The whole question of states' rights--I mean, that is why
we were so far behind. That is why we had to start with a
national lunch program because states weren't taking care of
people when World War II started. Title I, because they didn't
deal with low-income school districts.
So the federal government said, well, put this in. And the
states who still have some of those old trends about not
wanting government to intervene is because of things like
public accommodations, the old Jim Crow laws, the old voting
rights. And they don't people to expose the discrimination that
still exists.
Having said that, though, let us get back to the topic on-
hand. Let me ask a quick question. First 3 years of No Child
Left Behind, growth models were generally not considered to be
consistent with certain statutory provisions of the law.
However, as you all know, in 2005, the secretary of education
reversed course and announced that a pilot project under which
up to 10 states would be allowed to use growth models to make
AYP determined for that school year of 2005, 2006.
Do you feel that the growth models overstate progress or
appropriate credit improving schools? And you could also, if
you have any comment or disagreement with my previous
statement, you may certainly want to run in that all in about
another 2 minutes.
Mr. Olson. From what I have seen in the data, it does not
seem to have any negative effects relative to the requirements
of the law. There are relatively few schools that are making
AYP with the growth model that weren't before. So that hasn't
shifted much. I think it is very important to know that it is
important to measure growth just because it is the best
indicator of effectiveness of systems.
I don't believe states are moving to measuring growth so
fewer schools would be identified in that category. I haven't
heard that in any of the conversations in any state. And I
believe that they are functioning with a great deal of
integrity. So I think it is all a positive move.

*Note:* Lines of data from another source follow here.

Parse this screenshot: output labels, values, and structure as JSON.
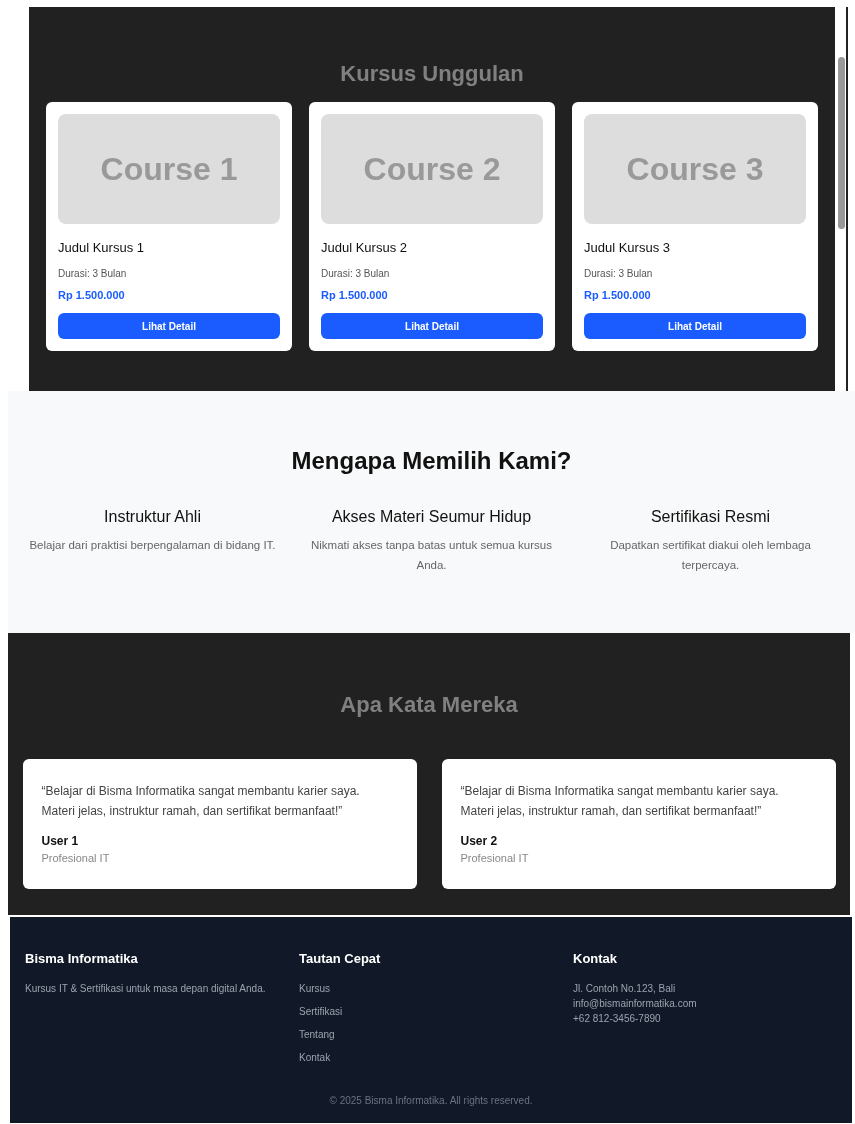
{
  "courses_section": {
    "title": "Kursus Unggulan",
    "courses": [
      {
        "image_label": "Course 1",
        "title": "Judul Kursus 1",
        "duration": "Durasi: 3 Bulan",
        "price": "Rp 1.500.000",
        "button": "Lihat Detail"
      },
      {
        "image_label": "Course 2",
        "title": "Judul Kursus 2",
        "duration": "Durasi: 3 Bulan",
        "price": "Rp 1.500.000",
        "button": "Lihat Detail"
      },
      {
        "image_label": "Course 3",
        "title": "Judul Kursus 3",
        "duration": "Durasi: 3 Bulan",
        "price": "Rp 1.500.000",
        "button": "Lihat Detail"
      }
    ]
  },
  "features_section": {
    "title": "Mengapa Memilih Kami?",
    "features": [
      {
        "title": "Instruktur Ahli",
        "text": "Belajar dari praktisi berpengalaman di bidang IT."
      },
      {
        "title": "Akses Materi Seumur Hidup",
        "text": "Nikmati akses tanpa batas untuk semua kursus Anda."
      },
      {
        "title": "Sertifikasi Resmi",
        "text": "Dapatkan sertifikat diakui oleh lembaga terpercaya."
      }
    ]
  },
  "testimonials_section": {
    "title": "Apa Kata Mereka",
    "testimonials": [
      {
        "quote": "“Belajar di Bisma Informatika sangat membantu karier saya. Materi jelas, instruktur ramah, dan sertifikat bermanfaat!”",
        "name": "User 1",
        "role": "Profesional IT"
      },
      {
        "quote": "“Belajar di Bisma Informatika sangat membantu karier saya. Materi jelas, instruktur ramah, dan sertifikat bermanfaat!”",
        "name": "User 2",
        "role": "Profesional IT"
      }
    ]
  },
  "footer": {
    "brand": {
      "title": "Bisma Informatika",
      "text": "Kursus IT & Sertifikasi untuk masa depan digital Anda."
    },
    "links": {
      "title": "Tautan Cepat",
      "items": [
        "Kursus",
        "Sertifikasi",
        "Tentang",
        "Kontak"
      ]
    },
    "contact": {
      "title": "Kontak",
      "lines": [
        "Jl. Contoh No.123, Bali",
        "info@bismainformatika.com",
        "+62 812-3456-7890"
      ]
    },
    "copyright": "© 2025 Bisma Informatika. All rights reserved."
  }
}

Ms. Woodruff. What I am going to be interested in seeing is
that once we put this growth model in place and we have more
definitive information that schools receive--I want to see then
what the effect of that is and their ability to intervene and
do more for the individual children and groups of children so
that they are moving either out of school improvement or
continue on a trajectory to continue to meet the target. So I
think that will not be known until we see this over probably at
least a 3-year term relative to the examination of the data and
what happens. But it is not an attempt to duck the system at
all.
Mr. Doran. The growth models are entirely consistent with
the idea of what it means to learn. When a kid is learning, we
know that the student is growing and changing. And so, growth
models, when properly developed, reflect that notion.
Dr. Dougherty and I serve on the secretary's peer review
panel. And I think that panel worked very well in this last
round. In fact, there were some growth models that
statistically may have allowed for some schools to over-express
growth. And they were met with some concern and comment from
whether they were defensible or not.
And I think if these growth models are to be allowed, that
this peer review process that scrutinized the statistical
methods that were being used and whether they would do exactly
what you are asking--would they over-credit schools--needs to
be emphasized and needs to continue to be in place to guard
against exactly the point that you are mentioning. I do think
growth models should be applied because they are the right
thing to do. But I also think they should be subject to
statistical scrutiny and whether they fit reasonably within a
policy context.
Mr. Dougherty. And I will mention that there was a lot of
conversation in the panel about over time validating the growth
models to see how many of the kids who were predicted to be
proficient are on track to proficient actually end up being
proficient.
Mr. McWalters. I obviously support growth models. But don't
substitute the instrument of measurement for the causation of
change. Your issues about concentrated student need--the growth
model is just going to help us see it. It is not going to
answer how you treat it.
Chairman Miller. The gentleman's time is expired.
If I might follow on with a second round of questioning
here, although I see we--excuse me. Mr. Ehlers? I am sorry.
Mr. Ehlers. Thank you.
Chairman Miller. The gentleman is recognized.
Mr. Ehlers. As a token scientist here, I am used to being
overlooked. But also as a token scientist, I have to ask a
question about science education or my colleagues will think I
have lost my ability.
At any rate, Dr. Dougherty, I noticed that you taught in
elementary school, taught science. And you are aware, of
course, that schools have to begin testing for science in 2007,
2008. But these tests under current law do not count toward
AYP. I am proposing that they should. And I would appreciate
your comment on that and whether you think that is an
appropriate thing.
Mr. Dougherty. I think they should. I think that--just
going back to my experience, back in the day, a lot of times
districts didn't have science curricula for elementary schools.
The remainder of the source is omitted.